Exploring VR and the Future of Digital Work
using A-Frame and Zoom Meetings
One topic I have been interested in is the future of digital work. I am interested in ways that the interaction between humans and computers can be optimized as this will not only benefit my day-to-day job but change the way a large percentage of the population interacts with computers. There are two areas that I am concerned with:
- augmented interaction. For me, this includes augmented reality and brain-computer interaction. It seeks to define a new way for people to interact with computers without using screens or traditional feedback loops. I see this as experimental and typically used for consumer needs. It may be too early to see impact in the workplace but it is clear that the technology needs room to grow before mass adoption.
- standard/day-to-day interaction. This is how technology fits into an existing job. It is allowing you to do the same task as before with minimal change or adjustment. The biggest technology in this space is working in Virtual Reality.
The Virtual Workspace
Today, many of us use laptop and desktop computers to do work. These devices use screens to display data and use keyboards and a mouse or touchpad for input. I believe that brain computer interfaces will replace keyboards with time. However, what will replace the monitor? While we wait for augmented reality to advance, we can rely on virtual reality for replacement of monitors.
Advantages of Virtual Reality:
- Larger field of vision than a monitor. The means “windows” can be arranged and managed without the customer remembering which window is behind another. This won’t be perfect, but virtual reality should allow for easier application management.
- Three dimensions can make some data more intuitive. Traditionally, most desktop applications are built in two dimensions. Part of my job requires understanding data from a graph. The third dimension should allow for segmentation of another variable. Virtual reality should improve the ability to understand this data. This is difficult in our two dimensional applications mainly because of tooling. Building a full featured three dimensional operating system should make displaying three dimensional data the default.
- Novel operating environment. If work moves to virtual reality, our interactions between people will also likely move to virtual reality. I believe this may also unlock more collaborative experiences that don’t exist with two dimensional computers.
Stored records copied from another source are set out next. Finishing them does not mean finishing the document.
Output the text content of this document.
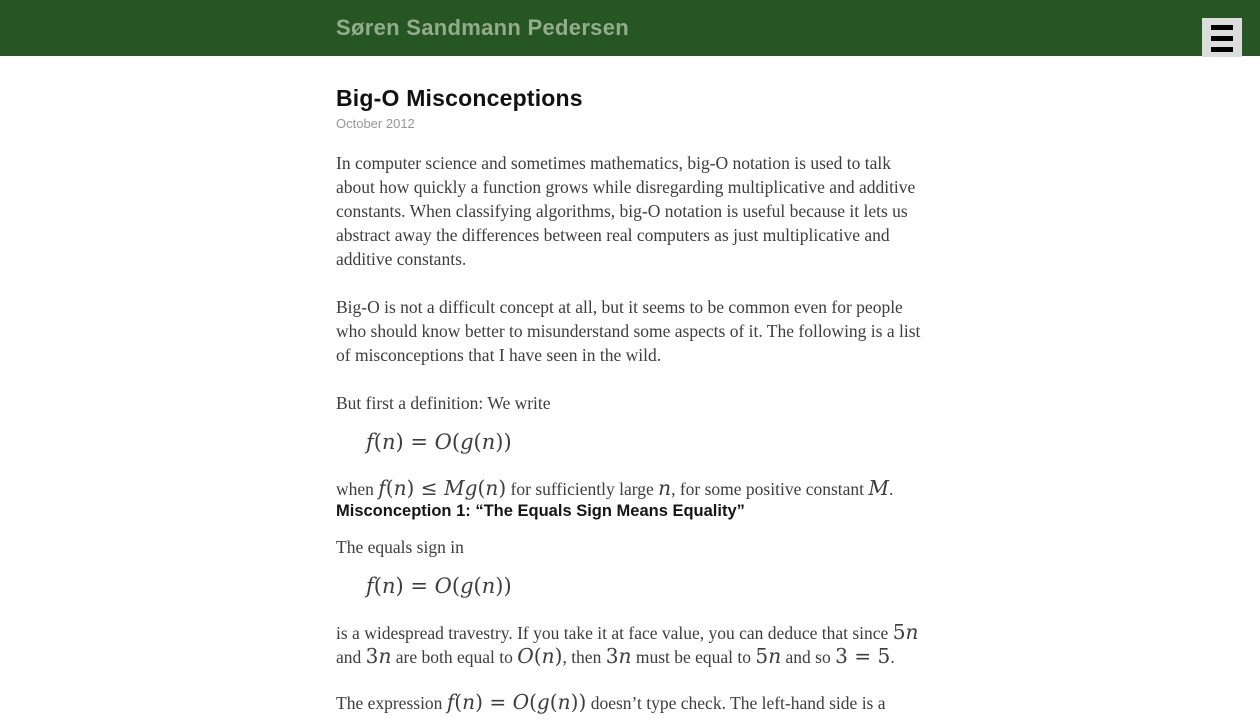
Søren Sandmann Pedersen
Big-O Misconceptions
October 2012

In computer science and sometimes mathematics, big-O notation is used to talk about how quickly a function grows while disregarding multiplicative and additive constants. When classifying algorithms, big-O notation is useful because it lets us abstract away the differences between real computers as just multiplicative and additive constants.

Big-O is not a difficult concept at all, but it seems to be common even for people who should know better to misunderstand some aspects of it. The following is a list of misconceptions that I have seen in the wild.

But first a definition: We write

f(n) = O(g(n))

when f(n) ≤ Mg(n) for sufficiently large n, for some positive constant M.

Misconception 1: “The Equals Sign Means Equality”

The equals sign in

f(n) = O(g(n))

is a widespread travestry. If you take it at face value, you can deduce that since 5n and 3n are both equal to O(n), then 3n must be equal to 5n and so 3 = 5.

The expression f(n) = O(g(n)) doesn’t type check. The left-hand side is a
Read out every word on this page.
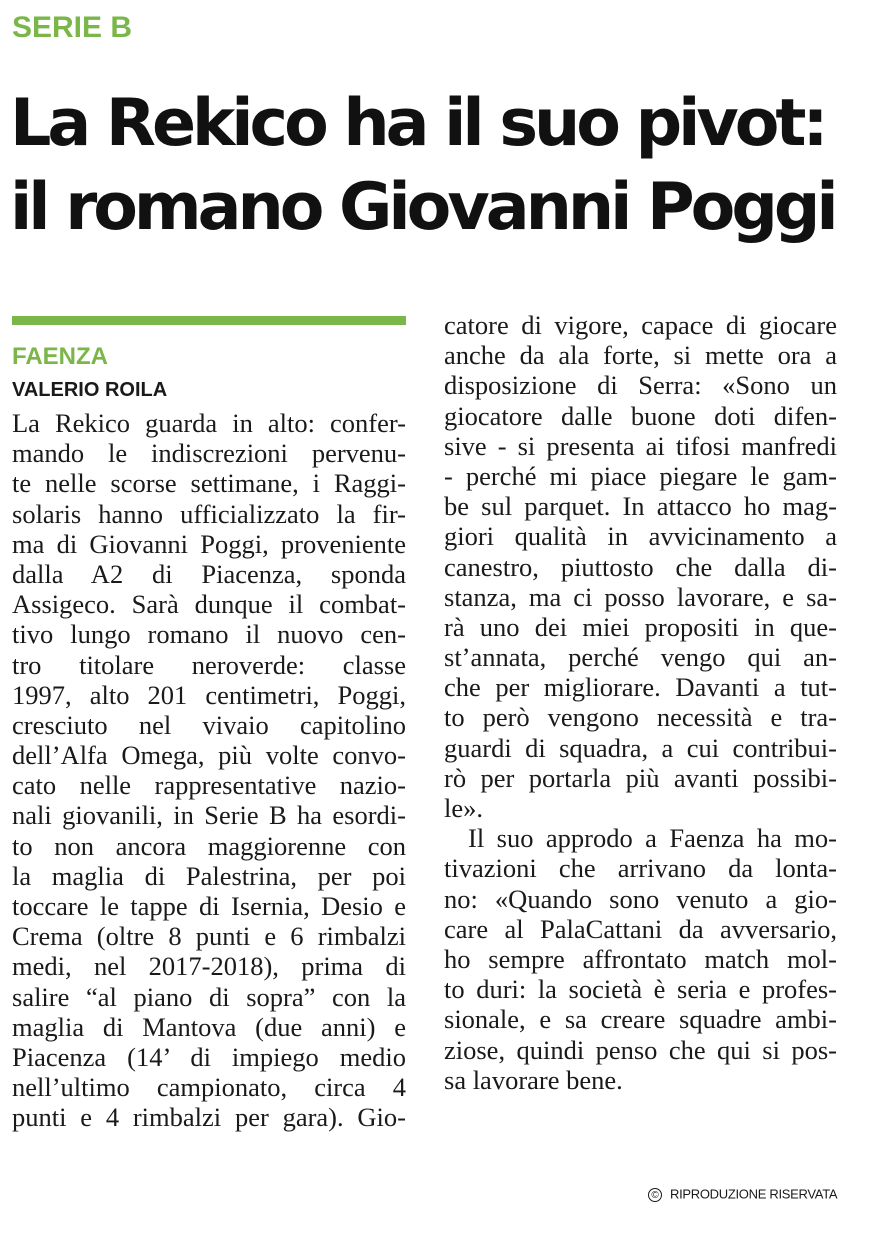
SERIE B
La Rekico ha il suo pivot:
il romano Giovanni Poggi
FAENZA
VALERIO ROILA
La Rekico guarda in alto: confer-
mando le indiscrezioni pervenu-
te nelle scorse settimane, i Raggi-
solaris hanno ufficializzato la fir-
ma di Giovanni Poggi, proveniente
dalla A2 di Piacenza, sponda
Assigeco. Sarà dunque il combat-
tivo lungo romano il nuovo cen-
tro titolare neroverde: classe
1997, alto 201 centimetri, Poggi,
cresciuto nel vivaio capitolino
dell’Alfa Omega, più volte convo-
cato nelle rappresentative nazio-
nali giovanili, in Serie B ha esordi-
to non ancora maggiorenne con
la maglia di Palestrina, per poi
toccare le tappe di Isernia, Desio e
Crema (oltre 8 punti e 6 rimbalzi
medi, nel 2017-2018), prima di
salire “al piano di sopra” con la
maglia di Mantova (due anni) e
Piacenza (14’ di impiego medio
nell’ultimo campionato, circa 4
punti e 4 rimbalzi per gara). Gio-
catore di vigore, capace di giocare
anche da ala forte, si mette ora a
disposizione di Serra: «Sono un
giocatore dalle buone doti difen-
sive - si presenta ai tifosi manfredi
- perché mi piace piegare le gam-
be sul parquet. In attacco ho mag-
giori qualità in avvicinamento a
canestro, piuttosto che dalla di-
stanza, ma ci posso lavorare, e sa-
rà uno dei miei propositi in que-
st’annata, perché vengo qui an-
che per migliorare. Davanti a tut-
to però vengono necessità e tra-
guardi di squadra, a cui contribui-
rò per portarla più avanti possibi-
le».
Il suo approdo a Faenza ha mo-
tivazioni che arrivano da lonta-
no: «Quando sono venuto a gio-
care al PalaCattani da avversario,
ho sempre affrontato match mol-
to duri: la società è seria e profes-
sionale, e sa creare squadre ambi-
ziose, quindi penso che qui si pos-
sa lavorare bene.
© RIPRODUZIONE RISERVATA
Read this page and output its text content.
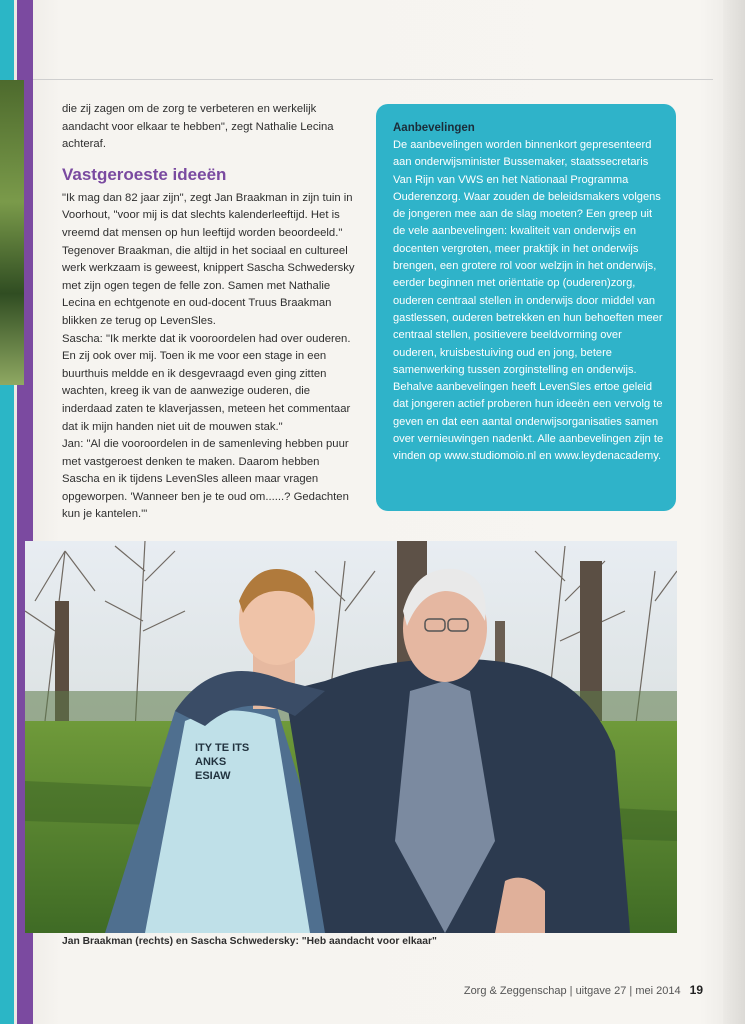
die zij zagen om de zorg te verbeteren en werkelijk aandacht voor elkaar te hebben", zegt Nathalie Lecina achteraf.

Vastgeroeste ideeën

"Ik mag dan 82 jaar zijn", zegt Jan Braakman in zijn tuin in Voorhout, "voor mij is dat slechts kalenderleeftijd. Het is vreemd dat mensen op hun leeftijd worden beoordeeld." Tegenover Braakman, die altijd in het sociaal en cultureel werk werkzaam is geweest, knippert Sascha Schwedersky met zijn ogen tegen de felle zon. Samen met Nathalie Lecina en echtgenote en oud-docent Truus Braakman blikken ze terug op LevenSles.

Sascha: "Ik merkte dat ik vooroordelen had over ouderen. En zij ook over mij. Toen ik me voor een stage in een buurthuis meldde en ik desgevraagd even ging zitten wachten, kreeg ik van de aanwezige ouderen, die inderdaad zaten te klaverjassen, meteen het commentaar dat ik mijn handen niet uit de mouwen stak."

Jan: "Al die vooroordelen in de samenleving hebben puur met vastgeroest denken te maken. Daarom hebben Sascha en ik tijdens LevenSles alleen maar vragen opgeworpen. 'Wanneer ben je te oud om......? Gedachten kun je kantelen.'"

Aanbevelingen

De aanbevelingen worden binnenkort gepresenteerd aan onderwijsminister Bussemaker, staatssecretaris Van Rijn van VWS en het Nationaal Programma Ouderenzorg. Waar zouden de beleidsmakers volgens de jongeren mee aan de slag moeten? Een greep uit de vele aanbevelingen: kwaliteit van onderwijs en docenten vergroten, meer praktijk in het onderwijs brengen, een grotere rol voor welzijn in het onderwijs, eerder beginnen met oriëntatie op (ouderen)zorg, ouderen centraal stellen in onderwijs door middel van gastlessen, ouderen betrekken en hun behoeften meer centraal stellen, positievere beeldvorming over ouderen, kruisbestuiving oud en jong, betere samenwerking tussen zorginstelling en onderwijs.

Behalve aanbevelingen heeft LevenSles ertoe geleid dat jongeren actief proberen hun ideeën een vervolg te geven en dat een aantal onderwijsorganisaties samen over vernieuwingen nadenkt. Alle aanbevelingen zijn te vinden op www.studiomoio.nl en www.leydenacademy.

ITY TE ITS
ANKS
ESIAW
Jan Braakman (rechts) en Sascha Schwedersky: "Heb aandacht voor elkaar"
Zorg & Zeggenschap | uitgave 27 | mei 2014 19
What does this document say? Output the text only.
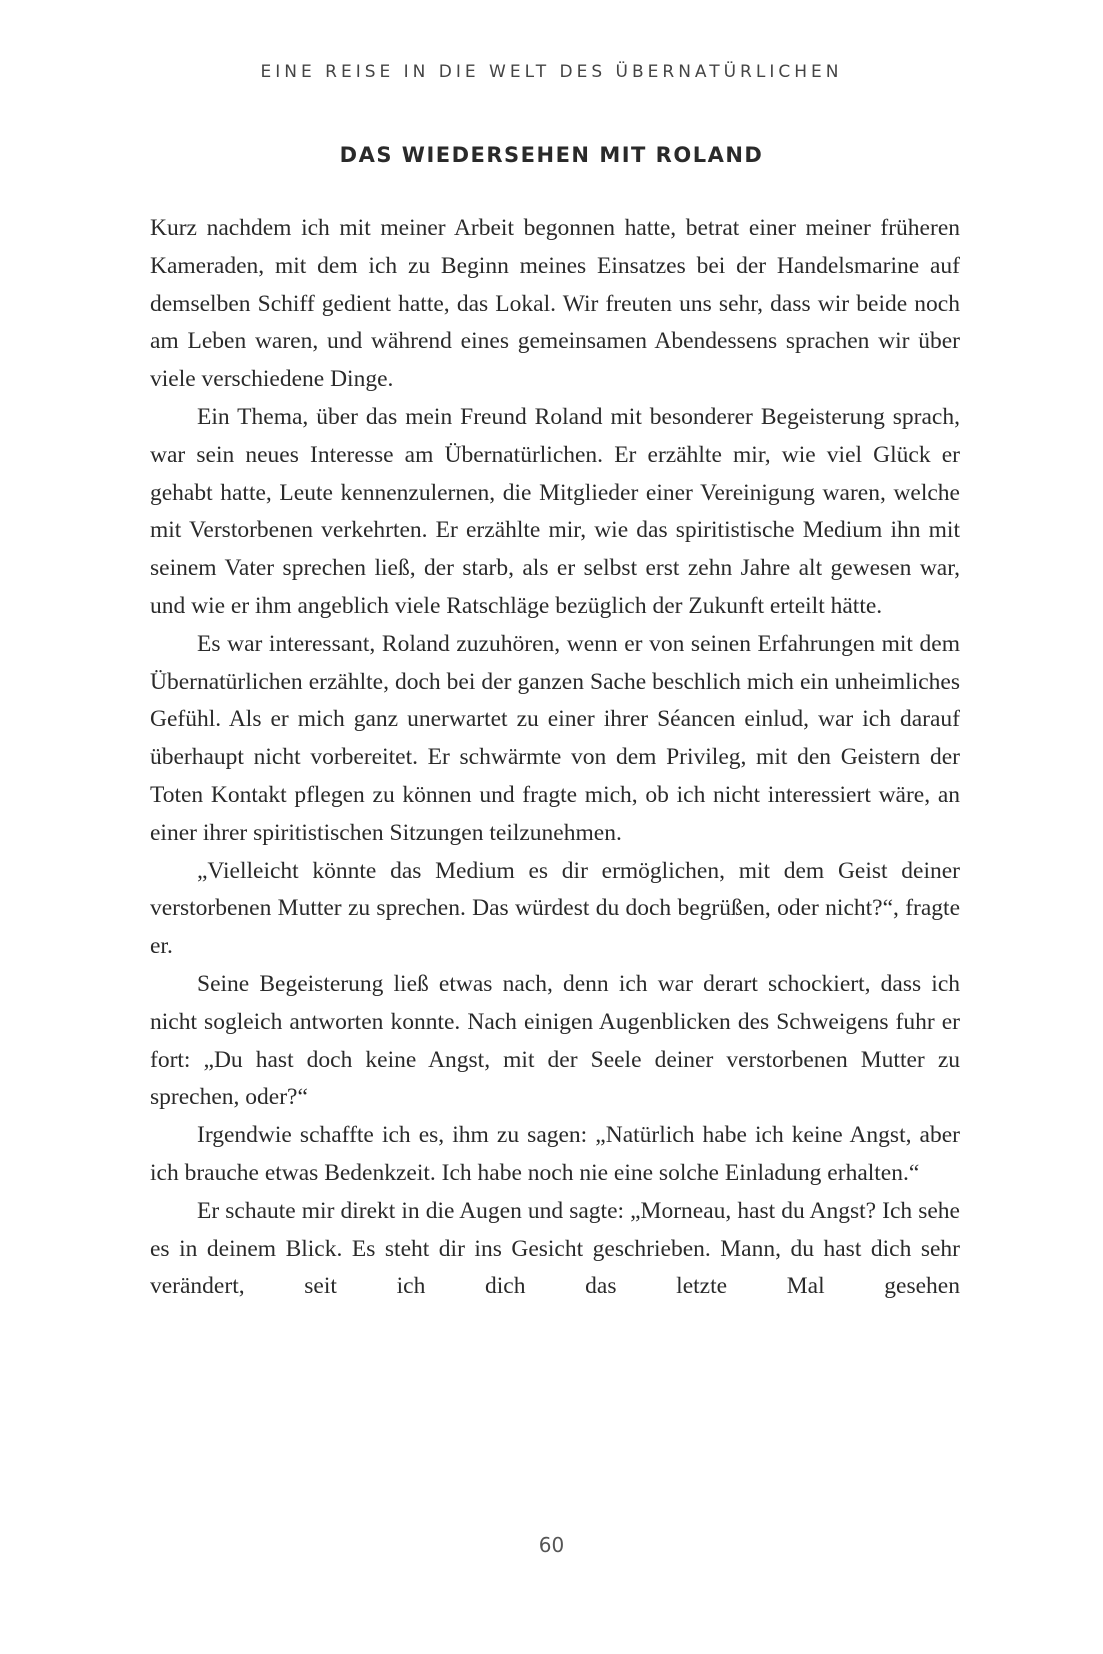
EINE REISE IN DIE WELT DES ÜBERNATÜRLICHEN
DAS WIEDERSEHEN MIT ROLAND

Kurz nachdem ich mit meiner Arbeit begonnen hatte, betrat einer meiner früheren Kameraden, mit dem ich zu Beginn meines Einsatzes bei der Handelsmarine auf demselben Schiff gedient hatte, das Lokal. Wir freuten uns sehr, dass wir beide noch am Leben waren, und während eines gemeinsamen Abendessens sprachen wir über viele verschiedene Dinge.

Ein Thema, über das mein Freund Roland mit besonderer Begeisterung sprach, war sein neues Interesse am Übernatürlichen. Er erzählte mir, wie viel Glück er gehabt hatte, Leute kennenzulernen, die Mitglieder einer Vereinigung waren, welche mit Verstorbenen verkehrten. Er erzählte mir, wie das spiritistische Medium ihn mit seinem Vater sprechen ließ, der starb, als er selbst erst zehn Jahre alt gewesen war, und wie er ihm angeblich viele Ratschläge bezüglich der Zukunft erteilt hätte.

Es war interessant, Roland zuzuhören, wenn er von seinen Erfahrungen mit dem Übernatürlichen erzählte, doch bei der ganzen Sache beschlich mich ein unheimliches Gefühl. Als er mich ganz unerwartet zu einer ihrer Séancen einlud, war ich darauf überhaupt nicht vorbereitet. Er schwärmte von dem Privileg, mit den Geistern der Toten Kontakt pflegen zu können und fragte mich, ob ich nicht interessiert wäre, an einer ihrer spiritistischen Sitzungen teilzunehmen.

„Vielleicht könnte das Medium es dir ermöglichen, mit dem Geist deiner verstorbenen Mutter zu sprechen. Das würdest du doch begrüßen, oder nicht?“, fragte er.

Seine Begeisterung ließ etwas nach, denn ich war derart schockiert, dass ich nicht sogleich antworten konnte. Nach einigen Augenblicken des Schweigens fuhr er fort: „Du hast doch keine Angst, mit der Seele deiner verstorbenen Mutter zu sprechen, oder?“

Irgendwie schaffte ich es, ihm zu sagen: „Natürlich habe ich keine Angst, aber ich brauche etwas Bedenkzeit. Ich habe noch nie eine solche Einladung erhalten.“

Er schaute mir direkt in die Augen und sagte: „Morneau, hast du Angst? Ich sehe es in deinem Blick. Es steht dir ins Gesicht geschrieben. Mann, du hast dich sehr verändert, seit ich dich das letzte Mal gesehen

60
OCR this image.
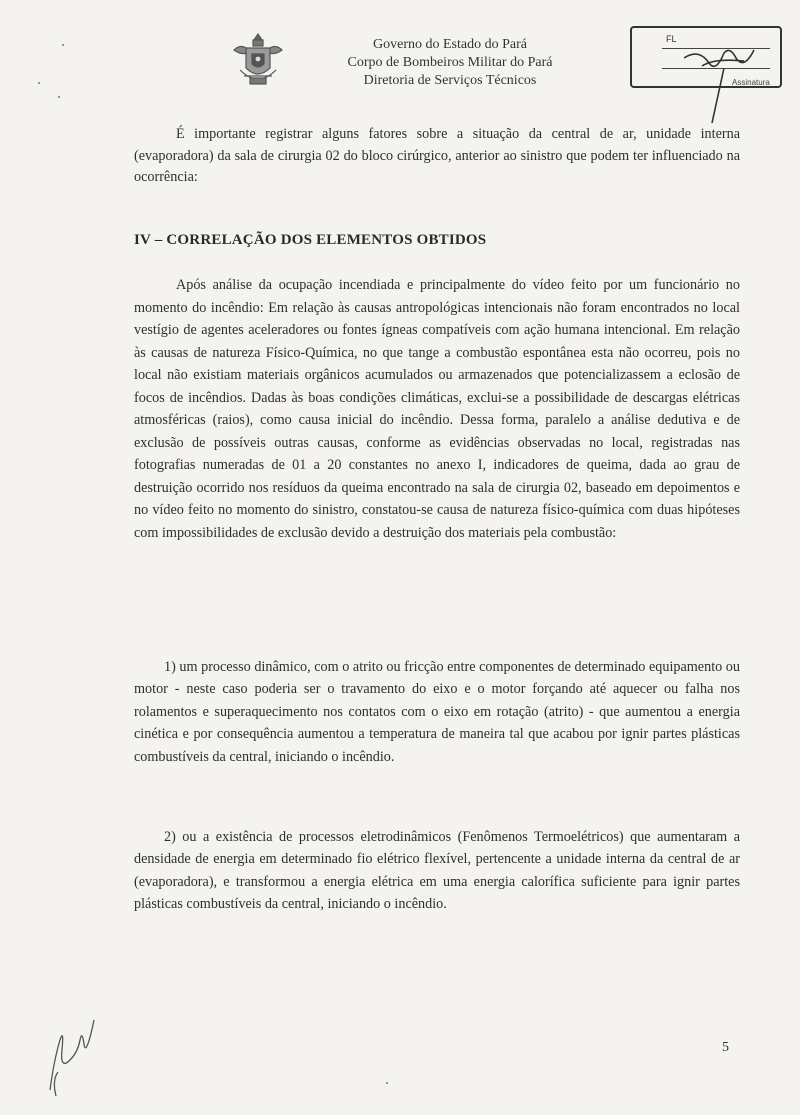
Governo do Estado do Pará
Corpo de Bombeiros Militar do Pará
Diretoria de Serviços Técnicos
FL
Assinatura
É importante registrar alguns fatores sobre a situação da central de ar, unidade interna (evaporadora) da sala de cirurgia 02 do bloco cirúrgico, anterior ao sinistro que podem ter influenciado na ocorrência:
IV – CORRELAÇÃO DOS ELEMENTOS OBTIDOS
Após análise da ocupação incendiada e principalmente do vídeo feito por um funcionário no momento do incêndio: Em relação às causas antropológicas intencionais não foram encontrados no local vestígio de agentes aceleradores ou fontes ígneas compatíveis com ação humana intencional. Em relação às causas de natureza Físico-Química, no que tange a combustão espontânea esta não ocorreu, pois no local não existiam materiais orgânicos acumulados ou armazenados que potencializassem a eclosão de focos de incêndios. Dadas às boas condições climáticas, exclui-se a possibilidade de descargas elétricas atmosféricas (raios), como causa inicial do incêndio. Dessa forma, paralelo a análise dedutiva e de exclusão de possíveis outras causas, conforme as evidências observadas no local, registradas nas fotografias numeradas de 01 a 20 constantes no anexo I, indicadores de queima, dada ao grau de destruição ocorrido nos resíduos da queima encontrado na sala de cirurgia 02, baseado em depoimentos e no vídeo feito no momento do sinistro, constatou-se causa de natureza físico-química com duas hipóteses com impossibilidades de exclusão devido a destruição dos materiais pela combustão:
1) um processo dinâmico, com o atrito ou fricção entre componentes de determinado equipamento ou motor - neste caso poderia ser o travamento do eixo e o motor forçando até aquecer ou falha nos rolamentos e superaquecimento nos contatos com o eixo em rotação (atrito) - que aumentou a energia cinética e por consequência aumentou a temperatura de maneira tal que acabou por ignir partes plásticas combustíveis da central, iniciando o incêndio.
2) ou a existência de processos eletrodinâmicos (Fenômenos Termoelétricos) que aumentaram a densidade de energia em determinado fio elétrico flexível, pertencente a unidade interna da central de ar (evaporadora), e transformou a energia elétrica em uma energia calorífica suficiente para ignir partes plásticas combustíveis da central, iniciando o incêndio.
5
It may also accelerate remote work as the operating environment will be virtual.
Disadvantages of Virtual Reality:
- Headset weight and heat. Wearing and using Virtual Reality headsets is uncomfortable. Given that good percentage of office work is over 7 hours, this is the biggest obstacle for adoption.
- Lack of common tooling. Unlike desktop, mobile, or web applications, 3d applications have historically been built for games and leisure. This tooling is accessible but doesn’t overlap with the rest of application development. Most of challenges are in the presentation layer which is unique to each framework. There isn’t yet a framework similar to the web and each set of tooling feels more like a locking in to “native” development.
- Fear/Uncertainty/Doubt. Doing things the old way is easy. Some people are scared of new ways of doing things and Virtual Reality presents a massive shift in human computer interaction.
- Sunken cost. If organizations have invested in 2d technology, adopting new physical devices must provide considerable returns for adoption.
I don’t think there is a single winner for 2d vs 3d operating environments. I think there is just enough tooling to build some early technology but there will be challenges with locking into the technology stack now. I worry that there will not be enough momentum to create a rich operating environment that makes building applications as simple as writing a web page.
The Virtual Operating System
If virtual reality headsets have been out for sometime, surely someone has built a virtual operating system. What does the existing landscape look like? Googling for VR Desktop should highlight the following projects. (also, take a look at this list on Product Hunt)
- vrdesktop: should be the first result from google. this appears to be desktop software to view 2d application in three dimensional space. I am not sure there is any framework here.
- supermedium: seems to be both a company and an application for the Oculus. It looks like development uses the A-Frame framework though I am not sure there are building blocks exposed to embed your application into their environment.
- Firefox Reality or Chrome for Daydream. These applications both provide access to web applications in VR. This may not be suitable if you are using applications that won’t ever support virtual reality (like most IDEs).
Similar to what was mentioned above, we can see a development from different approaches:
- bring desktop to VR (no tiling, management, or plug-able framework)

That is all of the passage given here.